In another surprising result that Port and his co-authors cannot explain, women with cardiovascular disease show a dramatically different response from men.
" For women, we found no evidence of any change in risk across the normal range, from 70 to 100, but then their risk seems to rise quickly through the impaired range and continues to increase with higher glucose in the diabetic range; therefore a blood sugar level of 100 seems to be a sensible cut point for women with cardiovascular disease."
" Why there should be such a profound difference between men and women with respect to how glucose affects mortality in the presence of atherosclerosis is a mystery that needs to be further pursued," Goodarzi said. " To date, we and colleagues we have consulted can offer no explanation."
These large gender differences may have previously remained undetected because earlier studies looked either at men and women together or a younger, healthier group of men," said Port, whose study analyzed men and women with cardiovascular disease separately. " If you look at men and women combined, you get a highly distorted picture because they respond so differently. "
Using extensive heart study data from the town of Framingham, collected every second year since 1948, Port and his co-authors performed a sophisticated statistical analysis, which made adjustments for factors such as the patients' cholesterol levels, blood pressure, cigarette smoking, body mass index and antihypertensive drug use.
The researchers analyzed more than 1,200 people ( 686 men and 517 women ), ages 45 to 74, diagnosed with cardiovascular disease.

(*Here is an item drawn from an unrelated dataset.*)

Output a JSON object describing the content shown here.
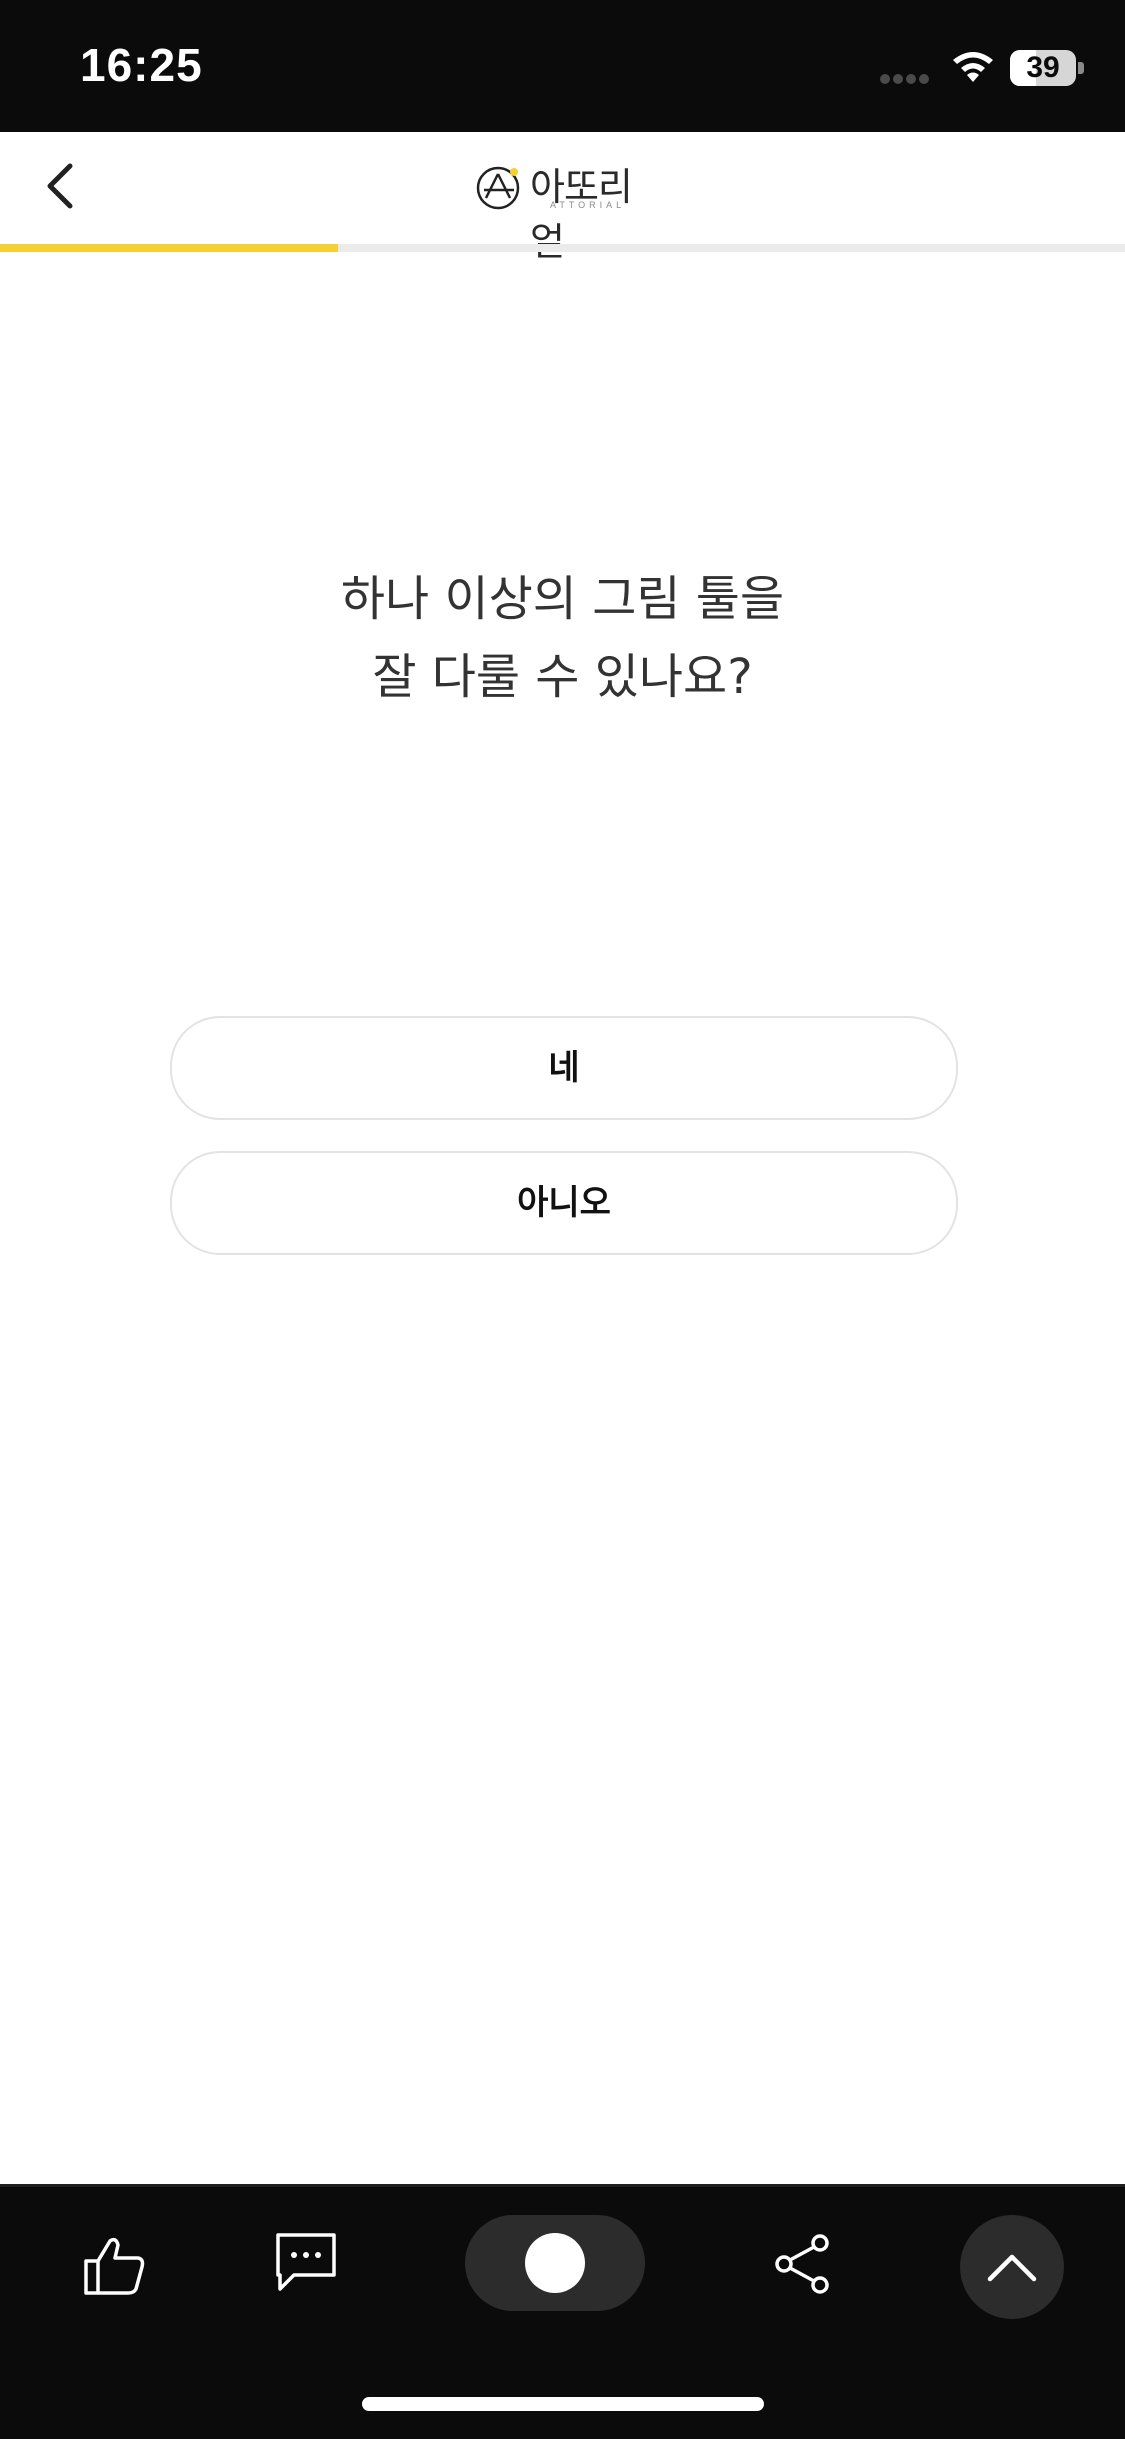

Because the researchers' statistical technique allowed them to take advantage of the fact that many patients were examined over multiple two-year periods, they report on more than 3,800 observations.
In a follow-up study, they are analyzing whether blood sugar levels are linked with death or development of cardiovascular disease in people who have not been diagnosed with cardiovascular disease.